The Brunfelsia, also known as the Yesterday, Today and Tomorrow tree, is my favorite winter flowering shrub.  This time of year, these plants are full with three colors of flowers, they are not native of South Florida, but they do well in our climate.  A few years ago these plants were rare in local gardens, but now they are everywhere.  They look like lighted Christmas trees, this year my tree is full of flowers once again and I have a great view from my patio.   The flowers have three different shades of purple; they bloom with a deep purple color and three days later drop from the tree almost white.

It looks like we are going to have a great mango season this year.  One of my mango trees already has fruits and this week it bloomed for a second time this season.

Pictures from the garden this morning

I rescued this bromeliad from a garbage dumpster last year, and look at her now. 

Monday, January 05, 2015

National Bird Day

The DragonFly garden is celebrating National Bird Day

Be kind to wild birds

Thursday, January 01, 2015

Me my camera and 2015

I gave 2014 an exciting sent off last night at club Bed with DJ Pillow. This morning I was up early with my camera capturing the first images of my garden for 2015
This year I'm not making any New Year's resolutions (what's the point) but will try to do all things we say every year we all will do.  This year I'm turning 62 so retirement decisions are around the corner.

I wish you all a peaceful, healthy and happy New Year

PS - This post comes to you from my new IPad Air.

Wednesday, December 24, 2014

End of the year garden tour.

Is that time of the year, for a garden video.  This past year was a busy one at the DragonFly, we added more fruit trees, expanded my collection of bromeliads, and orchids.  I lost half of my succulent plants due to heavy summer rain and I started collecting hibiscus. 
The great thing about gardening is that no matter how small your garden is, there is always something that needs to be done.  I’m already planning several additions and changes to the garden for 2015, so stay tune.

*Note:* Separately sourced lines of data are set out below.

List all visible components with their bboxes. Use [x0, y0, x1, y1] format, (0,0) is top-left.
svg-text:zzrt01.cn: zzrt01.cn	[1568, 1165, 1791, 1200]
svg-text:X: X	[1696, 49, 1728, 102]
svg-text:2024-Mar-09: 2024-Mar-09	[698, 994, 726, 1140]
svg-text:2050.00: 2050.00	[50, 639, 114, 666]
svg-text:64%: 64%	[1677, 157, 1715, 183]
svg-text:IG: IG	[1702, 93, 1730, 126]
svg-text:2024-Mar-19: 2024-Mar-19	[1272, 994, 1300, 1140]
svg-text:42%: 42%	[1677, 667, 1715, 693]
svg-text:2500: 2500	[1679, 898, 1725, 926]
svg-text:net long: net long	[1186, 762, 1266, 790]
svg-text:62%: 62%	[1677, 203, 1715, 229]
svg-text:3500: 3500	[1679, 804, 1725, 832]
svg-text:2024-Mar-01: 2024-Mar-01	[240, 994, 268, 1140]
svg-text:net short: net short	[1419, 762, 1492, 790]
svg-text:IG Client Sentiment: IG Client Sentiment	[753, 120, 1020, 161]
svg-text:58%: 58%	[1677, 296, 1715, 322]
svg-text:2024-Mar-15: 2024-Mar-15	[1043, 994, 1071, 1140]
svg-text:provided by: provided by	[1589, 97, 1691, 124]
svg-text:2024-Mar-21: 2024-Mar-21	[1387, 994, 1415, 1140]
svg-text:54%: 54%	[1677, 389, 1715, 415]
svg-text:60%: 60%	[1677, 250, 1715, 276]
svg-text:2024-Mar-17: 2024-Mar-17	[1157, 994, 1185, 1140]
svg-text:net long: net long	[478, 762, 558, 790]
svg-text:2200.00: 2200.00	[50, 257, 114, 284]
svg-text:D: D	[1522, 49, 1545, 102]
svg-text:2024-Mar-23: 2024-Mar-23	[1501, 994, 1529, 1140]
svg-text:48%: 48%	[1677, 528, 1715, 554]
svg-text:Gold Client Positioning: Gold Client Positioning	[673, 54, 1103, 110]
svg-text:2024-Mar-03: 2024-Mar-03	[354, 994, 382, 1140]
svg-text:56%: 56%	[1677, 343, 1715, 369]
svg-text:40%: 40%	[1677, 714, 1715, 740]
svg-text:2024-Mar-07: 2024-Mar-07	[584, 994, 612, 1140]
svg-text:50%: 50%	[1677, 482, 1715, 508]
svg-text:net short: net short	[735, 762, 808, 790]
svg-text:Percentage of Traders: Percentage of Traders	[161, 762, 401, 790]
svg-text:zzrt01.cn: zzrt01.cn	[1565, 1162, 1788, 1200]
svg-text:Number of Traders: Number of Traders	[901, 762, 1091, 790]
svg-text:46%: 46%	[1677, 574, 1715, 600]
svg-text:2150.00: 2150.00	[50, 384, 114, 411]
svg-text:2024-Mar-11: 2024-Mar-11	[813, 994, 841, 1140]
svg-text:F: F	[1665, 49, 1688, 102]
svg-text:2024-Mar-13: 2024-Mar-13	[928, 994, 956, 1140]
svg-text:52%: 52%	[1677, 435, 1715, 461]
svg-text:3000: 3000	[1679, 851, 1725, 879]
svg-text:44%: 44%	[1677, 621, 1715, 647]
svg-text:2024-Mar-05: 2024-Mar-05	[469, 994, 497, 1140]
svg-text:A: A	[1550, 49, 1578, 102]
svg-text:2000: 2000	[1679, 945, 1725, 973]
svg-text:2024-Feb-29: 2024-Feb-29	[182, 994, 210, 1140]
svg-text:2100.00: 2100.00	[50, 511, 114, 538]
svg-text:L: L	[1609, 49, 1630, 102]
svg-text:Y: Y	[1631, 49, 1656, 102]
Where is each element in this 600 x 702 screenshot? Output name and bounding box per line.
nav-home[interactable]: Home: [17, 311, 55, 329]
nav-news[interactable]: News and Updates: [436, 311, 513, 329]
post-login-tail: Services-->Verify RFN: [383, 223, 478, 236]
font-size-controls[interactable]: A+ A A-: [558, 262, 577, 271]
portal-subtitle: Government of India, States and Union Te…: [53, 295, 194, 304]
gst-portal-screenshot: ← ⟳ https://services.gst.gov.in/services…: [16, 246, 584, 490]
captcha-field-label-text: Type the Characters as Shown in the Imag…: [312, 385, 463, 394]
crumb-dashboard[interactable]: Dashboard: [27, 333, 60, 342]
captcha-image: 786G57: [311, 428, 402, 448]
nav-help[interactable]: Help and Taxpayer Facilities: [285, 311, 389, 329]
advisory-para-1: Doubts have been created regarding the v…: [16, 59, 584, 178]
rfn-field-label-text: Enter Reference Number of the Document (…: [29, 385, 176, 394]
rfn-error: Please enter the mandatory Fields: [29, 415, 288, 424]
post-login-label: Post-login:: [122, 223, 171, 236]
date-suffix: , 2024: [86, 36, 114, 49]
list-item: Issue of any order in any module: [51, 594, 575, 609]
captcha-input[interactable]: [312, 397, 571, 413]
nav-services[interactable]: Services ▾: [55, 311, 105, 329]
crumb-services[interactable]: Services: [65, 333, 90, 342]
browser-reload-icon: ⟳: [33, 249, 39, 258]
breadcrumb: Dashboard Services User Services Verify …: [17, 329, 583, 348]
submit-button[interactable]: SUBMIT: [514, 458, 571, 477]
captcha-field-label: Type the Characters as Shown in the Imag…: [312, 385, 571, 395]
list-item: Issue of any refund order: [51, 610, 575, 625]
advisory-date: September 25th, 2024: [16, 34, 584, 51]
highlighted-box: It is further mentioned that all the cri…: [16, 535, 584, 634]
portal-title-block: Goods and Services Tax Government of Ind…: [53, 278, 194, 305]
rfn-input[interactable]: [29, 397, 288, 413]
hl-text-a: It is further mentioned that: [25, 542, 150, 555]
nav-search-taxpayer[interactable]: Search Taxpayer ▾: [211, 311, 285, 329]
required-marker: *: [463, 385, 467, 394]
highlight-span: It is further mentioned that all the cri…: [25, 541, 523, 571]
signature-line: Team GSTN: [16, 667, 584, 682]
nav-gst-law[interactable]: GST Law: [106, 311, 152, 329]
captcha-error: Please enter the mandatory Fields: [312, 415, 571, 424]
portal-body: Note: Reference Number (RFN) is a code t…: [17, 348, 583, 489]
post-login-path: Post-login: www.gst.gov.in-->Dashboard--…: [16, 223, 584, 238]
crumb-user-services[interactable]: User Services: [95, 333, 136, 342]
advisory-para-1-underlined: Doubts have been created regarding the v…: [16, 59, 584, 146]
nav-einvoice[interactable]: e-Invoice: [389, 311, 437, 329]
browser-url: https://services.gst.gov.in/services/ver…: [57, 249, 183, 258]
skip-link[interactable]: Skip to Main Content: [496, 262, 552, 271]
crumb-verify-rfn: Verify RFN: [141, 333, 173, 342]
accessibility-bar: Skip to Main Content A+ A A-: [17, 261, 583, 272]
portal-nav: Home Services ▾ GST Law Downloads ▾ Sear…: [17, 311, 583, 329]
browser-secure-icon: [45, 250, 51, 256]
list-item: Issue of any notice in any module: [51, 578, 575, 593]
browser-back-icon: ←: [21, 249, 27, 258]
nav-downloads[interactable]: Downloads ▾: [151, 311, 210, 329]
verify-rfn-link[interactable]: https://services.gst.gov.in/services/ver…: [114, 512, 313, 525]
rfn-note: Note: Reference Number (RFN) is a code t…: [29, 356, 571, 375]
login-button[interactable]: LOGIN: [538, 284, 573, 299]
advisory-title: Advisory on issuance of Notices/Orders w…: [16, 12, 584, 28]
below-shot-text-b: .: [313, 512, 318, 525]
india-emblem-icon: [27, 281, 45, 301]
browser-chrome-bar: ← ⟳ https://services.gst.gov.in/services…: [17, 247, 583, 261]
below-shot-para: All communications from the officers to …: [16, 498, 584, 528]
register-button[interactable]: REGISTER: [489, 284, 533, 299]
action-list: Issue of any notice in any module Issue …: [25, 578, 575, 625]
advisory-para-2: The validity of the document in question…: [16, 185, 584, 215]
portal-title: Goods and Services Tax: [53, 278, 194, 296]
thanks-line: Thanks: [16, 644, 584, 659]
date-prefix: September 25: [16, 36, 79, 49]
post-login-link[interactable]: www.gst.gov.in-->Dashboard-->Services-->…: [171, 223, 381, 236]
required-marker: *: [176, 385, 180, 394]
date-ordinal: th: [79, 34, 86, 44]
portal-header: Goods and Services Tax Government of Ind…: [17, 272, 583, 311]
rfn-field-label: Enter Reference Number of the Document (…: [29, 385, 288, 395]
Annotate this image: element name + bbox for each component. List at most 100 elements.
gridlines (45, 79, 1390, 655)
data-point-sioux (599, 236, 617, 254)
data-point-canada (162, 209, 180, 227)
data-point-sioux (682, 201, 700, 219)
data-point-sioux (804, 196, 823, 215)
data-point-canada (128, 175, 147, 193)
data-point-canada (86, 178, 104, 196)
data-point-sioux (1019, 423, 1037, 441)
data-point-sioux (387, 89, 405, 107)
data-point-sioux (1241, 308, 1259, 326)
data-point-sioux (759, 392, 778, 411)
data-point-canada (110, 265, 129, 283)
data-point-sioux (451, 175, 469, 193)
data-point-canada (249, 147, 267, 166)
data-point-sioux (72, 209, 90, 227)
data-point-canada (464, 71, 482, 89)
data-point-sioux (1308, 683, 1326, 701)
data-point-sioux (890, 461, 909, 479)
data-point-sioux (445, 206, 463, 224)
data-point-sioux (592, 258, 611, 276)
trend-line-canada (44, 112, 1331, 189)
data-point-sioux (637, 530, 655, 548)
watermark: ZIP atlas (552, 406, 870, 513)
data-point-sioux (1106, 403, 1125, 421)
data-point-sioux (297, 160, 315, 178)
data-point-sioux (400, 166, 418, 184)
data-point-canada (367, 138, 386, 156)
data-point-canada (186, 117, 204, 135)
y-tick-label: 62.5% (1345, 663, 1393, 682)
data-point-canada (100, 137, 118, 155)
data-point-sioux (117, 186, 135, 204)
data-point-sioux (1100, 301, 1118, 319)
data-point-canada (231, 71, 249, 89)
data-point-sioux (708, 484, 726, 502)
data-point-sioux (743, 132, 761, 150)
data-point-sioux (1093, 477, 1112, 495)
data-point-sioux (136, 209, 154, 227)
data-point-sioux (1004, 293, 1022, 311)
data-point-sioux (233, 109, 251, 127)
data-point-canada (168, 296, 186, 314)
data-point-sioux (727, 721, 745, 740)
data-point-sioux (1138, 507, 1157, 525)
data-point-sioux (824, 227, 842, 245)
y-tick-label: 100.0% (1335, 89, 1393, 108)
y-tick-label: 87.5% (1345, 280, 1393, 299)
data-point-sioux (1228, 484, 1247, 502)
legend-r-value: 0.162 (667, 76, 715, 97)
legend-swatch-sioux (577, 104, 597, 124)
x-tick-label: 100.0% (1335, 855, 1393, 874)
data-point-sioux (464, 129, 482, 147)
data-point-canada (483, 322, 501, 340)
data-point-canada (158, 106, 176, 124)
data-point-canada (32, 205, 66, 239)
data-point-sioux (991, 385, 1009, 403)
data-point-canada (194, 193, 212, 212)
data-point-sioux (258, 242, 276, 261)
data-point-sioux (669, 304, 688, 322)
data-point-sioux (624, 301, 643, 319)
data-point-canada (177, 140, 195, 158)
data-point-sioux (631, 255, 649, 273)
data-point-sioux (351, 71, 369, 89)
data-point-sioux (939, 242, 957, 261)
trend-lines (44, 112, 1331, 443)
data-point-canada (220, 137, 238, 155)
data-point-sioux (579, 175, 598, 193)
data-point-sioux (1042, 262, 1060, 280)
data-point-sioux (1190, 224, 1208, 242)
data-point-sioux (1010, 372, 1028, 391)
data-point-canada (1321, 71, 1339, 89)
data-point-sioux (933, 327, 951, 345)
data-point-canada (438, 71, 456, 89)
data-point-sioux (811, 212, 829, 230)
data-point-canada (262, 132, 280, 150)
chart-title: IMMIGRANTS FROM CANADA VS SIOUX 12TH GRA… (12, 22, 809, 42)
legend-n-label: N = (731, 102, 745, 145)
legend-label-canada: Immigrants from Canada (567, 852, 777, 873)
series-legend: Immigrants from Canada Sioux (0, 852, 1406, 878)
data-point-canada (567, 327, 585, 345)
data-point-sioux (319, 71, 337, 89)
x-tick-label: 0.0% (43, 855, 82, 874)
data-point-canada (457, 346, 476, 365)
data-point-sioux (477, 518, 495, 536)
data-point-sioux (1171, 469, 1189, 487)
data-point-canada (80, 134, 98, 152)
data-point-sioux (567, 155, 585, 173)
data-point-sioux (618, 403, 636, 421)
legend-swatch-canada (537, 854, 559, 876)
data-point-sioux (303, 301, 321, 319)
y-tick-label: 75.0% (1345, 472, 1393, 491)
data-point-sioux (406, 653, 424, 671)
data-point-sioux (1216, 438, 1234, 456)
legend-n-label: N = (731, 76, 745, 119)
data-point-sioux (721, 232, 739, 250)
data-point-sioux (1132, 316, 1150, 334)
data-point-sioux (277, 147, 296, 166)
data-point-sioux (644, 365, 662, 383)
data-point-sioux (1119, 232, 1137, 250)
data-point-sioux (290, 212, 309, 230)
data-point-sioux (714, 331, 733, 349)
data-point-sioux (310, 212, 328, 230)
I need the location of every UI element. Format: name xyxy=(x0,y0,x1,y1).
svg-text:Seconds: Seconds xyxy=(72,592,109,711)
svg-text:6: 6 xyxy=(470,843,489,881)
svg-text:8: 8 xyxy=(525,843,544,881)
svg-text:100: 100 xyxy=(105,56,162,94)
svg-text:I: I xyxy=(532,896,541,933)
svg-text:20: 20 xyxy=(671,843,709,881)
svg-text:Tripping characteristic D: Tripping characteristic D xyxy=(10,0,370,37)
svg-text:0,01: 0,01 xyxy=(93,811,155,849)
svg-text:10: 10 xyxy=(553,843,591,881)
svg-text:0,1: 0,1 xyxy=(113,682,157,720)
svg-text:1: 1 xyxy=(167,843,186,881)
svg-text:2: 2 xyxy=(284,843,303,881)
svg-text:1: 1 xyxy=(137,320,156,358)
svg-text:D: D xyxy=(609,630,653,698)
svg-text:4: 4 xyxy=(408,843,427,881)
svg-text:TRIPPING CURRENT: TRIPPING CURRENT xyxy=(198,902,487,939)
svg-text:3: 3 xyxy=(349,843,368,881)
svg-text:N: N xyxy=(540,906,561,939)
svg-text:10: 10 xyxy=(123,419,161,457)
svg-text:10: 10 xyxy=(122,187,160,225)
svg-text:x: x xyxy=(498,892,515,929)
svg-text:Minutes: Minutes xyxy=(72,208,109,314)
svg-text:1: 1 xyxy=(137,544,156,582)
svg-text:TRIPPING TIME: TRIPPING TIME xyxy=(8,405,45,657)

From the DragonFly garden, we wish you a Merry Christmas and healthy and peaceful New Year.   HAPPY GARDENING 

Sunday, December 14, 2014

Are Monarch butterflies threatened?

This past week there was an excellent article in the Miami Herald, written by Kenneth Setzer from Fairchild Tropical Garden.  The article looks at the real dangers facing monarch butterflies, and how the loss of habitat, climate change, pesticide and the loss of host plants is affecting the current population.  One statistic that stands out for me, of all the monarchs that overwinter in central Mexico today, the numbers represent only 10 percent of the average population size over the past 20 years.
 There are two types of monarchs, those that migrate from North America to Mexico and those that stay year around mostly in South Florida and Texas.  We are lucky, we get to see these beautiful creatures year-round.
I plant milkweed (the monarch’s favorite plant) throughout the garden.  The writer tells us that Tropical milkweed (not a native), the one we buy in our local garden centers, may be hurting our butterflies.  It has been found that the multi-generational feeding from the same plants is allowing a parasite that hurts the butterfly to accumulate at abnormal levels.  The author recommends that we should eventually replace the tropical milkweed with native milkweed.  For more information on what you can do to help the monarchs, visit the Xerces Society web site at


This weekend I trimmed the yellow cassia tree.  This tree is one of my favorite trees, but I find that it might not be a good fit for my small garden.

 Lunch time, a salad from the garden.

This Christmas cactus was a gift from a neighbor.

Thursday, December 04, 2014

Flowering mango trees in December??

I could not believe my eyes, my mango tree with flowers in December.  Mango trees around here usually start flowering in February, but this year they are a little too early.  I hope we don’t get a cold night with temperature below freezing.

This week I rearranged my succulent collection, the wet summer and fall weather killed many of my plants.

My vegetable garden is coming along; I’m already harvesting greens for my salads.

Cuban cilantro is much stronger than the regular store kind 

My new garden obsession is hibiscus in containers.  So far I have five plants, and I hope to add more.  These flowers are a must in a tropical garden.